Both models are built atop ModernBERT and produce embeddings without requiring task-specific instruction prefixes, a usability advantage over instruction-tuned alternatives like E5-mistral. The 311M model outputs 768-dimensional vectors with Matryoshka dimension support, allowing downstream teams to truncate embeddings for storage or latency trade-offs without retraining. The 97M model produces 384-dimensional embeddings. The Hugging Face Blog notes that while the underlying encoder was pretrained on text from 200+ languages, 52 languages receive explicit retrieval-pair and cross-lingual fine-tuning for higher accuracy.

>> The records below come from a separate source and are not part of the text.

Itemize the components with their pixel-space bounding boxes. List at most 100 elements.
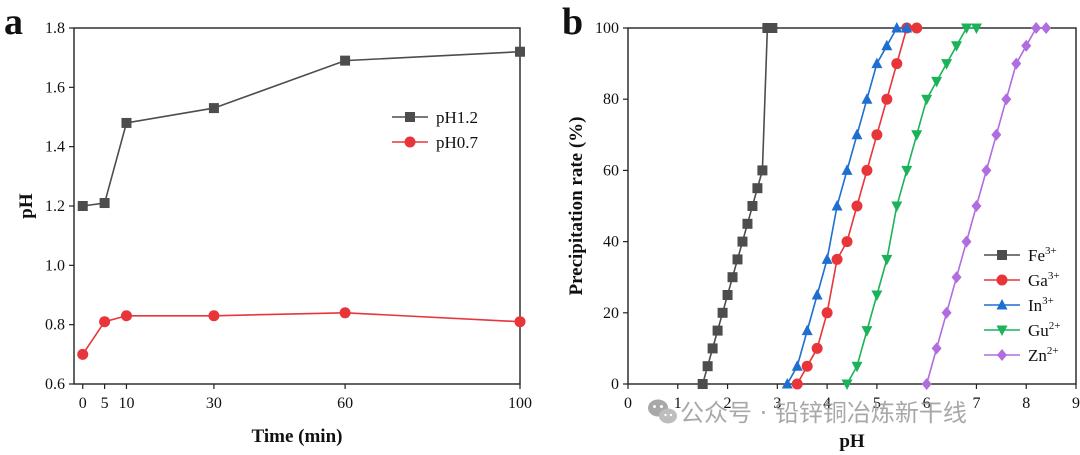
data-point (791, 378, 803, 390)
data-point (208, 103, 219, 114)
data-point (339, 307, 351, 319)
data-point (1011, 57, 1022, 70)
data-point (727, 272, 738, 283)
data-point (931, 342, 942, 355)
data-point (991, 128, 1002, 141)
legend-entry: Gu2+ (984, 320, 1061, 340)
x-tick-label: 10 (118, 395, 134, 412)
data-point (757, 165, 768, 176)
data-point (911, 22, 923, 34)
y-tick-label: 60 (603, 162, 619, 179)
data-point (891, 201, 903, 212)
x-tick-label: 1 (674, 395, 682, 412)
data-point (911, 130, 923, 141)
data-point (961, 235, 972, 248)
y-tick-label: 100 (595, 20, 619, 37)
legend-charge: 3+ (1042, 295, 1054, 307)
x-tick-label: 6 (923, 395, 931, 412)
x-tick-label: 60 (337, 395, 353, 412)
data-point (881, 93, 893, 105)
data-point (831, 253, 843, 265)
data-point (851, 361, 863, 373)
data-point (702, 361, 713, 372)
data-point (821, 253, 833, 264)
chart-panel-a: a 0 5 10 30 60 100 0.6 0.8 1.0 1.2 1.4 1.6 1.8 Time (m… (4, 1, 532, 447)
y-tick-label: 40 (603, 234, 619, 251)
data-point (941, 59, 953, 70)
y-axis-title: Precipitation rate (%) (566, 116, 587, 295)
data-point (960, 23, 972, 34)
series-zn (921, 22, 1052, 390)
data-point (851, 128, 863, 140)
x-tick-label: 30 (206, 395, 222, 412)
legend-entry: pH0.7 (392, 133, 479, 152)
data-point (851, 200, 863, 212)
data-point (208, 310, 220, 322)
data-point (861, 164, 873, 176)
data-point (514, 316, 526, 328)
data-point (951, 41, 963, 52)
data-point (752, 183, 763, 194)
data-point (941, 306, 952, 319)
series-ph1-2 (77, 46, 525, 211)
data-point (120, 310, 132, 322)
data-point (921, 378, 932, 390)
data-point (712, 325, 723, 336)
data-point (841, 164, 853, 175)
chart-panel-b: b 0 1 2 3 4 5 6 7 8 9 0 20 40 60 80 100 pH Precipitation r… (562, 1, 1080, 452)
data-point (921, 94, 933, 106)
legend-charge: 3+ (1045, 245, 1057, 257)
data-point (871, 129, 883, 141)
data-point (707, 343, 718, 354)
data-point (1041, 22, 1052, 34)
x-axis-title: pH (839, 431, 865, 452)
data-point (77, 201, 88, 211)
data-point (891, 58, 903, 70)
data-point (121, 117, 132, 128)
y-tick-label: 1.8 (45, 20, 65, 37)
y-tick-label: 0 (611, 376, 619, 393)
data-point (841, 236, 853, 248)
x-tick-label: 2 (724, 395, 732, 412)
data-point (811, 342, 823, 354)
data-point (1031, 22, 1042, 34)
data-point (841, 379, 853, 390)
legend-entry: Fe3+ (984, 245, 1057, 265)
plot-frame (73, 27, 521, 385)
data-point (871, 57, 883, 69)
legend-marker (996, 299, 1008, 310)
series-line (82, 50, 521, 207)
legend-label: Fe3+ (1028, 245, 1057, 265)
x-tick-label: 4 (823, 395, 831, 412)
data-point (77, 348, 89, 360)
series-line (846, 27, 977, 385)
data-point (717, 307, 728, 318)
legend-label: In3+ (1028, 295, 1054, 315)
data-point (831, 200, 843, 211)
data-point (1001, 93, 1012, 106)
data-point (801, 324, 813, 336)
legend-marker (996, 325, 1008, 336)
data-point (821, 307, 833, 319)
data-point (732, 254, 743, 265)
x-tick-label: 5 (873, 395, 881, 412)
plot-frame (627, 27, 1077, 385)
legend-label: Zn2+ (1028, 345, 1059, 365)
legend-label: pH0.7 (436, 133, 479, 152)
y-tick-label: 1.0 (45, 257, 65, 274)
data-point (901, 165, 913, 177)
x-tick-label: 100 (508, 395, 532, 412)
legend-marker (997, 250, 1007, 260)
y-tick-label: 0.6 (45, 376, 65, 393)
series-ph0-7 (77, 307, 526, 360)
legend-charge: 2+ (1049, 320, 1061, 332)
data-point (891, 22, 903, 33)
data-point (697, 379, 708, 389)
series-line (82, 311, 521, 355)
legend-charge: 2+ (1047, 345, 1059, 357)
data-point (340, 55, 351, 66)
x-tick-label: 0 (79, 395, 87, 412)
watermark: 公众号 · 铅锌铜冶炼新干线 (648, 399, 967, 427)
data-point (737, 236, 748, 247)
x-tick-label: 3 (773, 395, 781, 412)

Drop-in Integration and Deployment Flexibility

IBM engineered both models for minimal adoption friction. They function as drop-in replacements inside LangChain, LlamaIndex, Haystack, and Milvus via a single model-name change, with no API modifications or new dependencies required. ONNX and OpenVINO weights are included, enabling CPU-optimized inference for organizations that cannot rely on GPU infrastructure.

Why This Matters

The sub-100M parameter embedding category has historically been dominated by English-centric models, forcing practitioners to choose between speed and multilingual fidelity. Granite Embedding R2’s performance suggests that ModernBERT’s architecture, combined with broad multilingual pretraining and targeted retrieval fine-tuning, can close much of that quality gap at compact size. For teams building retrieval-augmented generation pipelines over multilingual corpora — legal, healthcare, government, or global e-commerce — this release expands the viable model tier downward, reducing inference costs without the usual accuracy penalty. The Apache 2.0 license removes legal friction for commercial deployments, which enterprise procurement teams typically cite as a prerequisite for open-model adoption. Whether these MTEB scores hold across domain-specific multilingual corpora outside the benchmark distribution remains to be validated, but the headline numbers establish a new reference point for the sub-100M retrieval class.